Elizabeth R. Vaughan '75

Healing in Stilletos


Elizabeth R. Vaughan '75

As a physician in Greensboro, North Carolina, Elizabeth Vaughan enjoys bucking convention. She works outside the health-insurance system, providing primary-care services to patients for a flat fee. She is an advocate of "functional" medicine, which ministers to the body, mind, and soul of patients -- and runs counter to what she calls the modern medical profession's "cookie-cutter" approach to healing.

She bucks medical convention in other ways, as well. At the office, she sports tight shirts, miniskirts, and stiletto heels. Four years ago, when she was practicing in tiny Martinsville, Virginia, her attire and hourglass figure prompted USA Today to dub her the "Erin Brockovich of rural medicine"--a reference to the provocatively dressed California paralegal who was portrayed in a movie by Julia Roberts.

A wave of publicity followed for Vaughan, who suddenly found herself on Today and Dateline NBC and in newspapers across the Atlantic. "She's not your father's doctor," one article said. "Your momma wouldn't have allowed it."

Vaughan, by her account, was anything but a sex symbol during her days as a chemistry major at Duke. Overweight, reserved, and lacking confidence, Vaughan says she blossomed after completing medical school at the University of Virginia and a residency in emergency medicine at the University of Michigan. "I really came into my own in my early thirties by being on the job and taking the knocks and realizing, 'Huh, I'm pretty good at what I do,' " she says.

Buoyed by her professional success, Vaughan lost weight and began dressing in what has become her trademark style. One thing didn't change, however: her seriousness about her work. A fourth-generation physician (her great-grandfather, Victor C. Vaughan, was a president of the American Medical Association and a leading proponent of the theory that germs cause disease), Vaughan edited the textbook Passing the Boards in Emergency Medicine. She has a thriving practice of more than 400 patients--men, women, and families alike--who pay a flat annual fee of $1,500 that covers physical exams and all office visits.
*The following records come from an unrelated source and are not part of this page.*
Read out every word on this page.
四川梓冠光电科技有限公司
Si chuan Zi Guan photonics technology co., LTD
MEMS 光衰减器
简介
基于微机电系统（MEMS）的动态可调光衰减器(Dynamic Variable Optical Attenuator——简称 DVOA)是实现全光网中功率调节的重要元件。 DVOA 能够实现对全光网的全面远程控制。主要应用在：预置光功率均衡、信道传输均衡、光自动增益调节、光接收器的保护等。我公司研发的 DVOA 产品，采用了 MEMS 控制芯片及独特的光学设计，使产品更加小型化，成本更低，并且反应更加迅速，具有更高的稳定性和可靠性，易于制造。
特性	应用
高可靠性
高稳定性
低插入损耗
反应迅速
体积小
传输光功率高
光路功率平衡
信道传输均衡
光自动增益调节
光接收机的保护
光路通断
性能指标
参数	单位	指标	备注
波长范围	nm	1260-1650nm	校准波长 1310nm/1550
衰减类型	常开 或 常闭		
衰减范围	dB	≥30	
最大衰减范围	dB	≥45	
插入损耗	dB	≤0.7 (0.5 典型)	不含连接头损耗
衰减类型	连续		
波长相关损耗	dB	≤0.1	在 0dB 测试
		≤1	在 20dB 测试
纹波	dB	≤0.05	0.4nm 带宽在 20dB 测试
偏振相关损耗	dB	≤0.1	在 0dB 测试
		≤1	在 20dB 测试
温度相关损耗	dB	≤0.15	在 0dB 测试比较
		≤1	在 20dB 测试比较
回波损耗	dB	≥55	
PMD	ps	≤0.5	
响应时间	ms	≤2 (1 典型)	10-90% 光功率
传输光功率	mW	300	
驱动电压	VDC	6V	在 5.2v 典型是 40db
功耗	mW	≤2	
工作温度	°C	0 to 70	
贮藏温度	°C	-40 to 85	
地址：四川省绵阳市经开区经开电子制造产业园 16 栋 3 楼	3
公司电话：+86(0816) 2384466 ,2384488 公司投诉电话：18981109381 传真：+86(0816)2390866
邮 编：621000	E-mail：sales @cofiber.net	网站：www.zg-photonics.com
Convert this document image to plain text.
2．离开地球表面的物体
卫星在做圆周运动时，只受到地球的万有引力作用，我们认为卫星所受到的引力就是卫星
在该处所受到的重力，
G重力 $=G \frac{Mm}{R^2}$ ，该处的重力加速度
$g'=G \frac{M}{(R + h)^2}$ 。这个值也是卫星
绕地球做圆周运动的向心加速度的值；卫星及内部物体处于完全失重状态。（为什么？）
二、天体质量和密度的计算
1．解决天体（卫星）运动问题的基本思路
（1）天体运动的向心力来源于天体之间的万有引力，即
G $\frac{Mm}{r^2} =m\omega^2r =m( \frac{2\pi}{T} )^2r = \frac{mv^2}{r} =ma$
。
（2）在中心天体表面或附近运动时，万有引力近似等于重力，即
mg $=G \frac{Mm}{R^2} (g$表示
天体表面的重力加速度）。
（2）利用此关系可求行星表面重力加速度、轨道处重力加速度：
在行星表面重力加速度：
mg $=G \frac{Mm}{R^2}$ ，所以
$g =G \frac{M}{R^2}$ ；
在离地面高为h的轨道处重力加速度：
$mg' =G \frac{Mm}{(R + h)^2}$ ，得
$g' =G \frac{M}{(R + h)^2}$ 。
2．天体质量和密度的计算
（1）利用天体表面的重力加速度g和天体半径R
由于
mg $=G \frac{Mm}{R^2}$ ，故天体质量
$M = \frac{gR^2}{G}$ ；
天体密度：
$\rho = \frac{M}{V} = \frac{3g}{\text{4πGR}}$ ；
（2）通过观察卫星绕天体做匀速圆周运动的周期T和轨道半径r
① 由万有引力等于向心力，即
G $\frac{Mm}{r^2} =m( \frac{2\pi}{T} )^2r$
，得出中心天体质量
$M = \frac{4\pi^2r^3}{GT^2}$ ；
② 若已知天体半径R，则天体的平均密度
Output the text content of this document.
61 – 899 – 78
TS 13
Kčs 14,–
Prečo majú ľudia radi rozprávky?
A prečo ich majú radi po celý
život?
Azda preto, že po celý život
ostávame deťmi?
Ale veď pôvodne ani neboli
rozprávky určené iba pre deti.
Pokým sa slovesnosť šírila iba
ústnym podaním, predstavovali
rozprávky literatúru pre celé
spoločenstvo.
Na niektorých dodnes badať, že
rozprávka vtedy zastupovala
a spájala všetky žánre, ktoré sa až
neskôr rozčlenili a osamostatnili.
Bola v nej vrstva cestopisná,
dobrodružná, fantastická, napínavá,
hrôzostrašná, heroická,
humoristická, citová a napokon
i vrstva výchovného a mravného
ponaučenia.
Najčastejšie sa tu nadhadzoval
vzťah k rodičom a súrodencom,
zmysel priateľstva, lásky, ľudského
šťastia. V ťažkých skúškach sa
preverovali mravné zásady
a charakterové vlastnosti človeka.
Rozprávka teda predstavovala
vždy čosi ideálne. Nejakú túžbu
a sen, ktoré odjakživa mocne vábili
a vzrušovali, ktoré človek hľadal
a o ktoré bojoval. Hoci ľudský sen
Vaughan doesn't want her patients to see her just when they're sick. She spends plenty of time counseling them on how to stay healthy over the long run. "I coach people into better lifestyles, because so many of the illnesses we have need to be treated by lifestyle changes," Vaughan says. "I take care of people who aren't fixed by traditional medicine, and that has been very rewarding." She holds herself to a strict regimen of exercise and nutrition, and she doesn't mind showing off the results. "I continue to dress this way because I'm able to," she says. "I think it's critically important that physicians walk the walk and talk the talk."

Vaughan bristles at the notion that her unorthodox style of dress is a marketing gimmick or, as some critics have suggested, a plea for attention. In fact, she views herself as a feminist.

"The ultimate goal of feminism is for women to be able to be themselves," says Vaughan, who was involved in Duke's Women's Studies program during its early years. "As long as we try to be artificial men and act like men, then we are discounting our own feminine traits and strengths. I don't dress this way for anybody else's pleasure. I do it because I enjoy it.

It's lively, it's young, it's enthusiastic, and that's what I plan to be for a long time."